BetaStem’s technology is derived from discoveries that CD34+ stem cells become activated gaining highly advantageous regenerative properties when treated with a proprietary antisense to block a major activation inhibitor, namely transforming growth factor-beta, (TGF-β1) . The activated stem cells home into the damaged vascular regions of the retina, initiating a process of blood vessel regeneration and thereby preserving eye health.
BetaStem offers the first real solution for DR by preventing and repairing micro-capillary closure (ischemia).
Our fundamental vision is to cure diabetic retinopathy by repairing and regenerating damaged blood vessels in a patient's eye. The treatment is based on stem cells taken from a patient's own blood, bone marrow or cord blood, "activated" through a proprietary process. These activated CD34+ stem cells are the most potent of all cells giving rise to millions of daughter cells capable of bringing about repair when brought into contact with autologous injured tissue.

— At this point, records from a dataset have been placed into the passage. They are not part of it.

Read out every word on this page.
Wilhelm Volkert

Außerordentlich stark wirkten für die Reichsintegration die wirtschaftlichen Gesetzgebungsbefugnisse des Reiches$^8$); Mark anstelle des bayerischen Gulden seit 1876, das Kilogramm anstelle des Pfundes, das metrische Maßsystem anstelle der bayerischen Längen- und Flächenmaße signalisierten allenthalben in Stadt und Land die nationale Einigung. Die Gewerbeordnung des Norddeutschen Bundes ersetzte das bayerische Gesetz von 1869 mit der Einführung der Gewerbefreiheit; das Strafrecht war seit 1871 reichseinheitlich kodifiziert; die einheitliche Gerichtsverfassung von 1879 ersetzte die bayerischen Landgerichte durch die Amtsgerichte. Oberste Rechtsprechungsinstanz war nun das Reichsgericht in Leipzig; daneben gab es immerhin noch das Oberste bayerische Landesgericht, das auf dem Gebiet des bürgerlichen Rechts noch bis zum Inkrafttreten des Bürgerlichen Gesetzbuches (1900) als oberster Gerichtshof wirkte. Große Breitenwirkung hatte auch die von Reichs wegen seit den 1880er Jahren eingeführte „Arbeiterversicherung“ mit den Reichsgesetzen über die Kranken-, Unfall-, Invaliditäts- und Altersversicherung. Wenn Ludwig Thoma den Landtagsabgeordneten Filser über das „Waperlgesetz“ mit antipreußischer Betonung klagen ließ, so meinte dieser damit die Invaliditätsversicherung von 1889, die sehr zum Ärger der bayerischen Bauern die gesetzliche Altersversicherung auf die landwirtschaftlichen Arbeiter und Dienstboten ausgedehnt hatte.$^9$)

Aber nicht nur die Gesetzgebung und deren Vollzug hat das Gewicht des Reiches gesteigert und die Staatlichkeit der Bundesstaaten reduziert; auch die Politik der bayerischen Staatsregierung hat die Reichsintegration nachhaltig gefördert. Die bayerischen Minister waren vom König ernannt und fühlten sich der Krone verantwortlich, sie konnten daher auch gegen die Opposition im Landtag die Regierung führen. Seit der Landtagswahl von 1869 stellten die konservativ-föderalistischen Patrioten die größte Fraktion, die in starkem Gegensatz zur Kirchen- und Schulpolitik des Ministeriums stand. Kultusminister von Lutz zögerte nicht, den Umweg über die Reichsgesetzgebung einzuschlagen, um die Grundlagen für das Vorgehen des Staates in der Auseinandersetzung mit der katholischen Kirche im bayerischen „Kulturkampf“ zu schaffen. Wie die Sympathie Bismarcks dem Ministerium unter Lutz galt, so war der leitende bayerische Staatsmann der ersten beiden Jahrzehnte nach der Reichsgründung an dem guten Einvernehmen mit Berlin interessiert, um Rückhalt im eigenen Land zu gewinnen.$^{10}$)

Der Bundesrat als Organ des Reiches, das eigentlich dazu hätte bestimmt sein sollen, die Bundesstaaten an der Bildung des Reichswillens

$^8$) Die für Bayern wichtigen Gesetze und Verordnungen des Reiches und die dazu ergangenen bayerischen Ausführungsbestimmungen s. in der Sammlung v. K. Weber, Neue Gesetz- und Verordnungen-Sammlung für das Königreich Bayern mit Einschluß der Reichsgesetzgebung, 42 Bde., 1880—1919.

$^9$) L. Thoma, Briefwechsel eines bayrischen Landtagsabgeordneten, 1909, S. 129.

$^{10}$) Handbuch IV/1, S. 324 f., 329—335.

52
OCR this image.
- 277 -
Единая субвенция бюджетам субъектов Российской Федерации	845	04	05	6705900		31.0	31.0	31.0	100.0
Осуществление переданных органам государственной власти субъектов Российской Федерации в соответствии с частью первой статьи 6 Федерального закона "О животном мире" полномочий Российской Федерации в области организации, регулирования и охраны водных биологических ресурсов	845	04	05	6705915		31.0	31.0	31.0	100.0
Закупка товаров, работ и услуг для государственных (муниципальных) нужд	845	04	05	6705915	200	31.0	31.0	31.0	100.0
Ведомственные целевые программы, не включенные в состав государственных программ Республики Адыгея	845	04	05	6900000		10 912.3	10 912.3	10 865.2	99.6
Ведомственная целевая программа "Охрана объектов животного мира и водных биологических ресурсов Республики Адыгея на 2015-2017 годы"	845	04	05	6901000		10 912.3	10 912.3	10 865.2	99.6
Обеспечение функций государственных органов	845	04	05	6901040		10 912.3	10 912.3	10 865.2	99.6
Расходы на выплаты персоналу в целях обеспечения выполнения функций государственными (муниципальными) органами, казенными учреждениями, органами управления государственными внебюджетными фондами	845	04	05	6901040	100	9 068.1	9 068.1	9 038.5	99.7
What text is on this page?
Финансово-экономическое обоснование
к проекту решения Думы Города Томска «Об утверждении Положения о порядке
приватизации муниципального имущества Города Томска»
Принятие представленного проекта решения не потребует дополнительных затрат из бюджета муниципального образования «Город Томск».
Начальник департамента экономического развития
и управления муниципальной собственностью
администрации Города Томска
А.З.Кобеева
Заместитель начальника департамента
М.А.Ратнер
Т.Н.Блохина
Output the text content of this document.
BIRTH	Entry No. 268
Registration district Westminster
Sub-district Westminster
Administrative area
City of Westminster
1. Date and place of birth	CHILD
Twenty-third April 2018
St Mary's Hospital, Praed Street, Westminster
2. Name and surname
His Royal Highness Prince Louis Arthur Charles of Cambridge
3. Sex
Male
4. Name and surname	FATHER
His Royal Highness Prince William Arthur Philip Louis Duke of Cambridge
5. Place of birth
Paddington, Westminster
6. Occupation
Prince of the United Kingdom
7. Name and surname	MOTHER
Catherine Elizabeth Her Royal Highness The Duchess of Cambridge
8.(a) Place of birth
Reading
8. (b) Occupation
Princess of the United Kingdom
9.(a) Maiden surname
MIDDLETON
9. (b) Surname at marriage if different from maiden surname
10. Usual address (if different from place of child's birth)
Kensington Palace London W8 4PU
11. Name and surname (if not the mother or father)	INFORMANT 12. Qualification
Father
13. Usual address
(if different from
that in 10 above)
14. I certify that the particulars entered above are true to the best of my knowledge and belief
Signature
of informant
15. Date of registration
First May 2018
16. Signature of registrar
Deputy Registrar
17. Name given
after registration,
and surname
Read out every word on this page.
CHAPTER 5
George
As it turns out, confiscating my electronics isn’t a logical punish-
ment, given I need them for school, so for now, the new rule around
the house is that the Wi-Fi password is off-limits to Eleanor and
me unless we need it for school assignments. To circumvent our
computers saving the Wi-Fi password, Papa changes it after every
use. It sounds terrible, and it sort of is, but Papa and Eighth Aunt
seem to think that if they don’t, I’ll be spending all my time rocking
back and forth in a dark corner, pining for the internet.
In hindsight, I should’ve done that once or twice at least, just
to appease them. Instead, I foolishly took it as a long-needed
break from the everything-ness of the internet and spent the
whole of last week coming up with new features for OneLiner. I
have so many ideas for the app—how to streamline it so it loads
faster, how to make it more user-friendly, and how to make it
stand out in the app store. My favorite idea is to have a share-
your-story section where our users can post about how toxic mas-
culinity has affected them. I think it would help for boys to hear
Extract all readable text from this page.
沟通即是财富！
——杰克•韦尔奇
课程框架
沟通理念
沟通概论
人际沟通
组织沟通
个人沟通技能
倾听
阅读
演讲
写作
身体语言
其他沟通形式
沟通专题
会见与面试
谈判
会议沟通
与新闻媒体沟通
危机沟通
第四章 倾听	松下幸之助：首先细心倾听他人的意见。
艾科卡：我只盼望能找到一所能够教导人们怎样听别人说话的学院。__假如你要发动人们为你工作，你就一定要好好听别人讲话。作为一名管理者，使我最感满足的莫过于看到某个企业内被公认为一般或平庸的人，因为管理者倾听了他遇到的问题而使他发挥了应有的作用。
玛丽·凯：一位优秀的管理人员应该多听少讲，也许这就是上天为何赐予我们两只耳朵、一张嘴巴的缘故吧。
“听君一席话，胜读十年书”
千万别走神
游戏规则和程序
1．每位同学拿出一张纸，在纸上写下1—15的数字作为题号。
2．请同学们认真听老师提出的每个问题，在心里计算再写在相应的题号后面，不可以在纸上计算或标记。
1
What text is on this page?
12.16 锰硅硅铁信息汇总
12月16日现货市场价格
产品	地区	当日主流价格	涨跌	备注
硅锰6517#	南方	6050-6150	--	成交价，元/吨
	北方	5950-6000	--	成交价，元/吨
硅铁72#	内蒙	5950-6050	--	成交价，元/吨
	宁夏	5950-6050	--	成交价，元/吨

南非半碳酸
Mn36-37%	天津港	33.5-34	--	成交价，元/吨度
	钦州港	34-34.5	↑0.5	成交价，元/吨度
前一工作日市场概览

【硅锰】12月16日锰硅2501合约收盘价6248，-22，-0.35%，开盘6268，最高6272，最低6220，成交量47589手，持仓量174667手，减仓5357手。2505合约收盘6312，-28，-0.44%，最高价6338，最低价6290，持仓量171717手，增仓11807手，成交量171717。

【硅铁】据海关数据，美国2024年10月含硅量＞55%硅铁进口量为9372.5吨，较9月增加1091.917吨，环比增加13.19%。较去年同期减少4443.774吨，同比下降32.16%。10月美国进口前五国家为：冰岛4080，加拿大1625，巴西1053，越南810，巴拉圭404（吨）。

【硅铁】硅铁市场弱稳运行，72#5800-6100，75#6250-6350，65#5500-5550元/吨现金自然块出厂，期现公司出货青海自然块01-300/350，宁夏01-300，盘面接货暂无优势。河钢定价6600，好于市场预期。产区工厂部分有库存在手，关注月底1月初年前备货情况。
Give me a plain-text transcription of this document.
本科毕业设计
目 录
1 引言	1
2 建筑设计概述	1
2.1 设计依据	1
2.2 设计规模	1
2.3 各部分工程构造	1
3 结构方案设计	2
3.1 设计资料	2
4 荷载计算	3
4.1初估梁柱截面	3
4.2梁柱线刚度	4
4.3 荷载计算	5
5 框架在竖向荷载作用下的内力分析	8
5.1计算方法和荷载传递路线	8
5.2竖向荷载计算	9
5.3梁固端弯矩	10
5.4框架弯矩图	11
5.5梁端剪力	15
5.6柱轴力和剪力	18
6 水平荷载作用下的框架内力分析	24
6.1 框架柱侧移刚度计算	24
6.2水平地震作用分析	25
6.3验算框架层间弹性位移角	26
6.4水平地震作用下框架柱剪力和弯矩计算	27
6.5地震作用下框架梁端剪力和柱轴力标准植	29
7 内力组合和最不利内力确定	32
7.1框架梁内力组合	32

BetaStem will sell reagent kits to hospitals that contain proprietary formulations of phosphorodiamidate morpholino oligomers (PMO) used to create activated stem cells from peripheral blood extracted from patients. Hospitals will extract the patient’s cells, perform an overnight activation process, and inject the cells into the affected eye(s).
The Company will also train and certify practitioners to perform this treatment.